I've just read "Netherlands" by Joseph O'Neill, which for my money is one of the most finely wrought novels of the year. Not just because it paints a richly layered portrait of the cultures I know and love best - England, Holland and New York. But because the story is told like a matrix. With these incredible yet diverse cities along the bottom axis, and every meaningful character profile along the side. The man, the woman, the family, the enigmatic friend. The portrait is of how each interacts and gets tangled up in their network, these cities, and how they survive.

Without the entanglements with people, we have no way out of the mire.
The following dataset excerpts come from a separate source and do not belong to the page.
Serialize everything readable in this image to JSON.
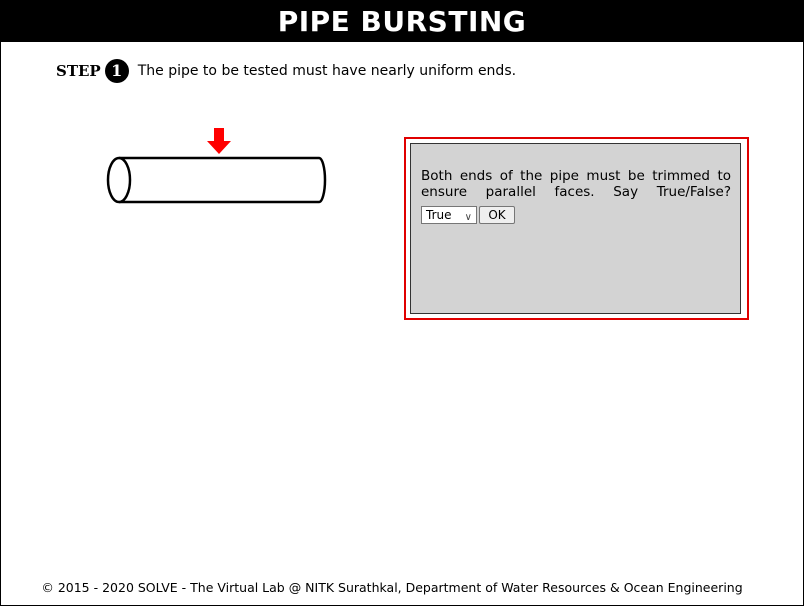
{
  "header": {
    "title": "PIPE BURSTING"
  },
  "step": {
    "label": "STEP",
    "number": "1",
    "instruction": "The pipe to be tested must have nearly uniform ends."
  },
  "diagram": {
    "arrow_color": "#ff0000",
    "icons": [
      "red-down-arrow-icon",
      "pipe-cylinder-icon"
    ]
  },
  "quiz": {
    "question_line1": "Both ends of the pipe must be trimmed to",
    "question_line2": "ensure parallel faces. Say True/False?",
    "select_value": "True",
    "ok_label": "OK",
    "border_color": "#e00000",
    "panel_color": "#d3d3d3"
  },
  "footer": {
    "text": "© 2015 - 2020 SOLVE - The Virtual Lab @ NITK Surathkal, Department of Water Resources & Ocean Engineering"
  }
}
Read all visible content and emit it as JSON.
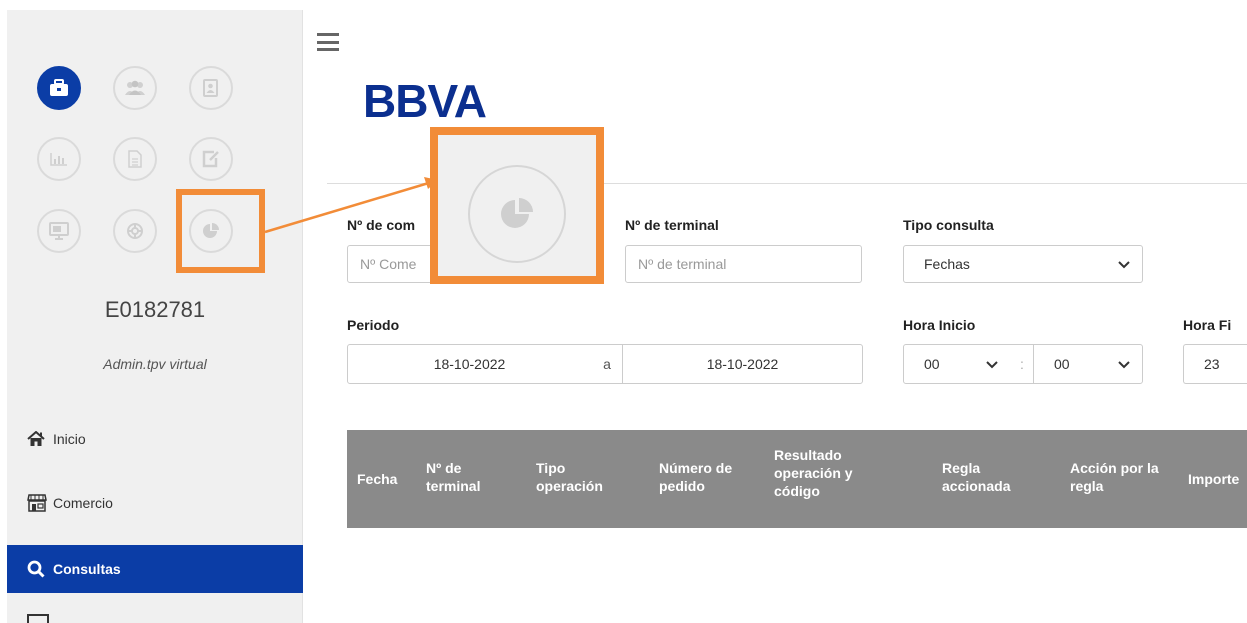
{
  "sidebar": {
    "icons": [
      {
        "name": "briefcase-icon",
        "active": true
      },
      {
        "name": "users-icon",
        "active": false
      },
      {
        "name": "contact-card-icon",
        "active": false
      },
      {
        "name": "bar-chart-icon",
        "active": false
      },
      {
        "name": "document-icon",
        "active": false
      },
      {
        "name": "edit-icon",
        "active": false
      },
      {
        "name": "monitor-icon",
        "active": false
      },
      {
        "name": "lifebuoy-icon",
        "active": false
      },
      {
        "name": "pie-chart-icon",
        "active": false
      }
    ],
    "user_id": "E0182781",
    "user_role": "Admin.tpv virtual",
    "nav": [
      {
        "label": "Inicio",
        "icon": "home-icon"
      },
      {
        "label": "Comercio",
        "icon": "store-icon"
      },
      {
        "label": "Consultas",
        "icon": "search-icon",
        "active": true
      }
    ]
  },
  "header": {
    "menu_icon": "hamburger-icon",
    "logo_text": "BBVA"
  },
  "form": {
    "comercio_label": "Nº de com",
    "comercio_placeholder": "Nº Come",
    "terminal_label": "Nº de terminal",
    "terminal_placeholder": "Nº de terminal",
    "tipo_label": "Tipo consulta",
    "tipo_value": "Fechas",
    "periodo_label": "Periodo",
    "fecha_desde": "18-10-2022",
    "separator": "a",
    "fecha_hasta": "18-10-2022",
    "hora_inicio_label": "Hora Inicio",
    "hora_inicio_h": "00",
    "time_sep": ":",
    "hora_inicio_m": "00",
    "hora_fin_label": "Hora Fi",
    "hora_fin_h": "23"
  },
  "table": {
    "headers": [
      "Fecha",
      "Nº de terminal",
      "Tipo operación",
      "Número de pedido",
      "Resultado operación y código",
      "Regla accionada",
      "Acción por la regla",
      "Importe"
    ]
  },
  "annotation": {
    "color": "#f28c38",
    "icon": "pie-chart-icon"
  },
  "colors": {
    "brand": "#0b3da6",
    "logo": "#0b2f8f",
    "table_header": "#8a8a8a"
  }
}
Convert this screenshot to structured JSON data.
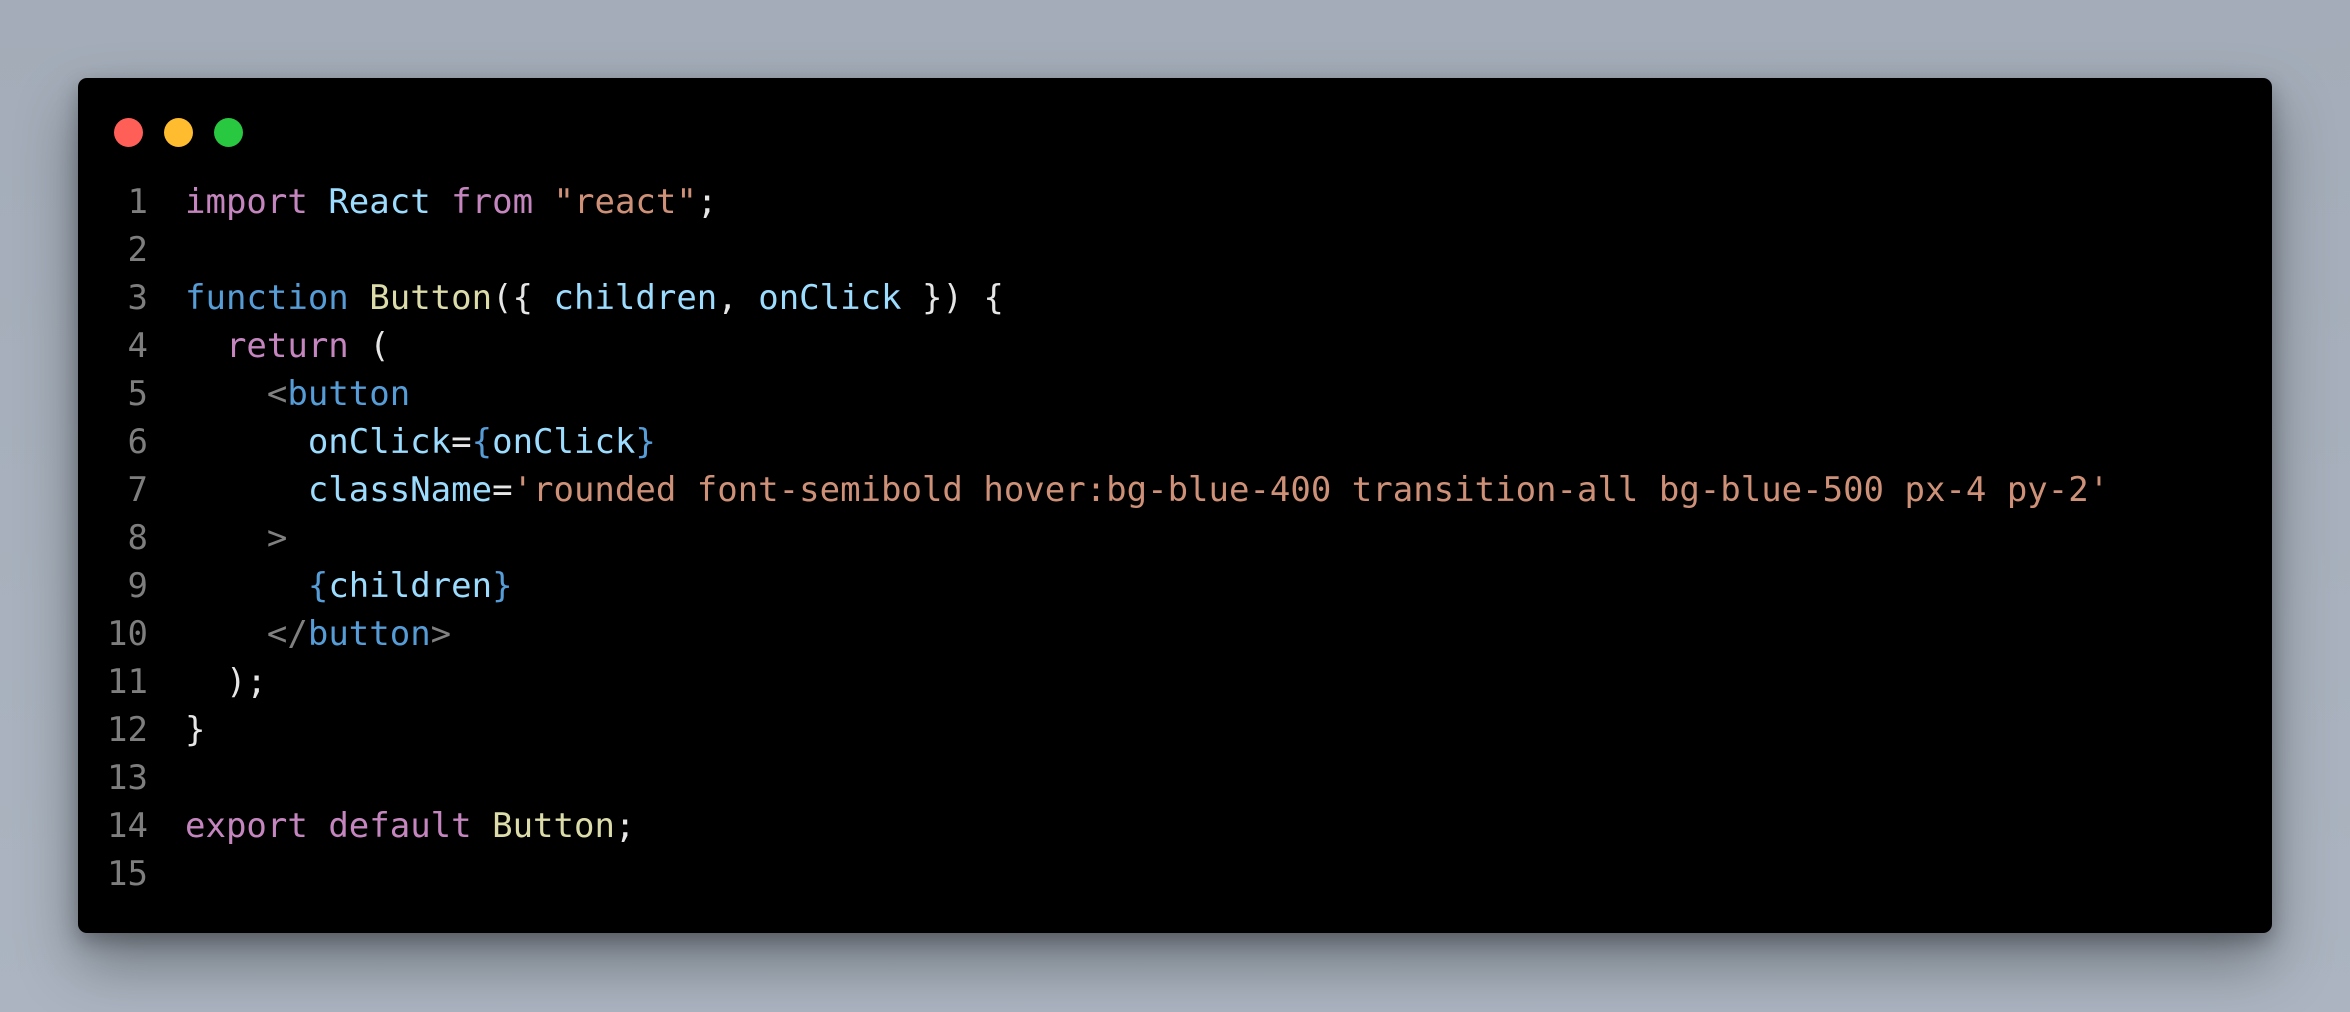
{
  "window": {
    "controls": [
      {
        "name": "close",
        "color": "#ff5f57"
      },
      {
        "name": "minimize",
        "color": "#febc2e"
      },
      {
        "name": "maximize",
        "color": "#28c840"
      }
    ]
  },
  "theme": {
    "background": "#000000",
    "plain": "#e6e6e6",
    "line_number": "#7e7e7e",
    "keyword": "#c586c0",
    "storage": "#569cd6",
    "function_name": "#dcdcaa",
    "variable": "#9cdcfe",
    "string": "#ce9178",
    "tag": "#569cd6",
    "punctuation_dim": "#808080"
  },
  "code_lines": [
    {
      "number": "1",
      "tokens": [
        {
          "text": "import",
          "kind": "keyword"
        },
        {
          "text": " ",
          "kind": "plain"
        },
        {
          "text": "React",
          "kind": "variable"
        },
        {
          "text": " ",
          "kind": "plain"
        },
        {
          "text": "from",
          "kind": "keyword"
        },
        {
          "text": " ",
          "kind": "plain"
        },
        {
          "text": "\"react\"",
          "kind": "string"
        },
        {
          "text": ";",
          "kind": "plain"
        }
      ]
    },
    {
      "number": "2",
      "tokens": []
    },
    {
      "number": "3",
      "tokens": [
        {
          "text": "function",
          "kind": "storage"
        },
        {
          "text": " ",
          "kind": "plain"
        },
        {
          "text": "Button",
          "kind": "function_name"
        },
        {
          "text": "({ ",
          "kind": "plain"
        },
        {
          "text": "children",
          "kind": "variable"
        },
        {
          "text": ", ",
          "kind": "plain"
        },
        {
          "text": "onClick",
          "kind": "variable"
        },
        {
          "text": " }) {",
          "kind": "plain"
        }
      ]
    },
    {
      "number": "4",
      "tokens": [
        {
          "text": "  ",
          "kind": "plain"
        },
        {
          "text": "return",
          "kind": "keyword"
        },
        {
          "text": " (",
          "kind": "plain"
        }
      ]
    },
    {
      "number": "5",
      "tokens": [
        {
          "text": "    ",
          "kind": "plain"
        },
        {
          "text": "<",
          "kind": "punctuation_dim"
        },
        {
          "text": "button",
          "kind": "tag"
        }
      ]
    },
    {
      "number": "6",
      "tokens": [
        {
          "text": "      ",
          "kind": "plain"
        },
        {
          "text": "onClick",
          "kind": "variable"
        },
        {
          "text": "=",
          "kind": "plain"
        },
        {
          "text": "{",
          "kind": "storage"
        },
        {
          "text": "onClick",
          "kind": "variable"
        },
        {
          "text": "}",
          "kind": "storage"
        }
      ]
    },
    {
      "number": "7",
      "tokens": [
        {
          "text": "      ",
          "kind": "plain"
        },
        {
          "text": "className",
          "kind": "variable"
        },
        {
          "text": "=",
          "kind": "plain"
        },
        {
          "text": "'rounded font-semibold hover:bg-blue-400 transition-all bg-blue-500 px-4 py-2'",
          "kind": "string"
        }
      ]
    },
    {
      "number": "8",
      "tokens": [
        {
          "text": "    ",
          "kind": "plain"
        },
        {
          "text": ">",
          "kind": "punctuation_dim"
        }
      ]
    },
    {
      "number": "9",
      "tokens": [
        {
          "text": "      ",
          "kind": "plain"
        },
        {
          "text": "{",
          "kind": "storage"
        },
        {
          "text": "children",
          "kind": "variable"
        },
        {
          "text": "}",
          "kind": "storage"
        }
      ]
    },
    {
      "number": "10",
      "tokens": [
        {
          "text": "    ",
          "kind": "plain"
        },
        {
          "text": "</",
          "kind": "punctuation_dim"
        },
        {
          "text": "button",
          "kind": "tag"
        },
        {
          "text": ">",
          "kind": "punctuation_dim"
        }
      ]
    },
    {
      "number": "11",
      "tokens": [
        {
          "text": "  );",
          "kind": "plain"
        }
      ]
    },
    {
      "number": "12",
      "tokens": [
        {
          "text": "}",
          "kind": "plain"
        }
      ]
    },
    {
      "number": "13",
      "tokens": []
    },
    {
      "number": "14",
      "tokens": [
        {
          "text": "export",
          "kind": "keyword"
        },
        {
          "text": " ",
          "kind": "plain"
        },
        {
          "text": "default",
          "kind": "keyword"
        },
        {
          "text": " ",
          "kind": "plain"
        },
        {
          "text": "Button",
          "kind": "function_name"
        },
        {
          "text": ";",
          "kind": "plain"
        }
      ]
    },
    {
      "number": "15",
      "tokens": []
    }
  ]
}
In the beginning, I arranged every minute into a social event putting John on stage. I invited, opened up, cooked for, laundered for, phoned, suggested, enticed and manipulated. I dumped my results on a desk and expected the opportunities to rise like gumbies and dance around John with exciting opportunities, offers of a hand, the answer. I did that for about a month. Until I crumbled in an exhausted heap for the weight of delivery. The truth is, this is not my search, it is not my job. And the more I work to deliver the gumbies I'm taking away from doing my own job, from raising my children, from caring for John and definitely from caring for myself.

The City, the notion of the City, was built on this concept of network. Cities were not haphazard, nor were they Utopian - they were architected out of "the belief in the real possibility of creating worlds of peace, order, beauty and well being. (That) people can, at times, all get along and build something bigger than themselves."

I'm quoting from a New York Times review of an exhibit in Washington DC's National Gallery of Art (1/30/09) called "Pride of Place: Dutch Cityscapes of the Golden Age". Washington couldn't seem farther away right now as our travel budget has been slashed to local driving and at-home entertainment, but if I could, I'd airlift to see this installation. Not only is it Holland, not only have I just read this amazing novel, but it is an examination in art and cartography of the City, as a living organism, a thought-out way of shoring up and ensuring the network. And it's not "the village" (as much as I respond to Hillary Clinton's expose' about what it takes), it's THE CITY. It's infinite in its possibility, and in the end, it'll be the City that provides the opportunity for all of us, to grow, and not to die trying.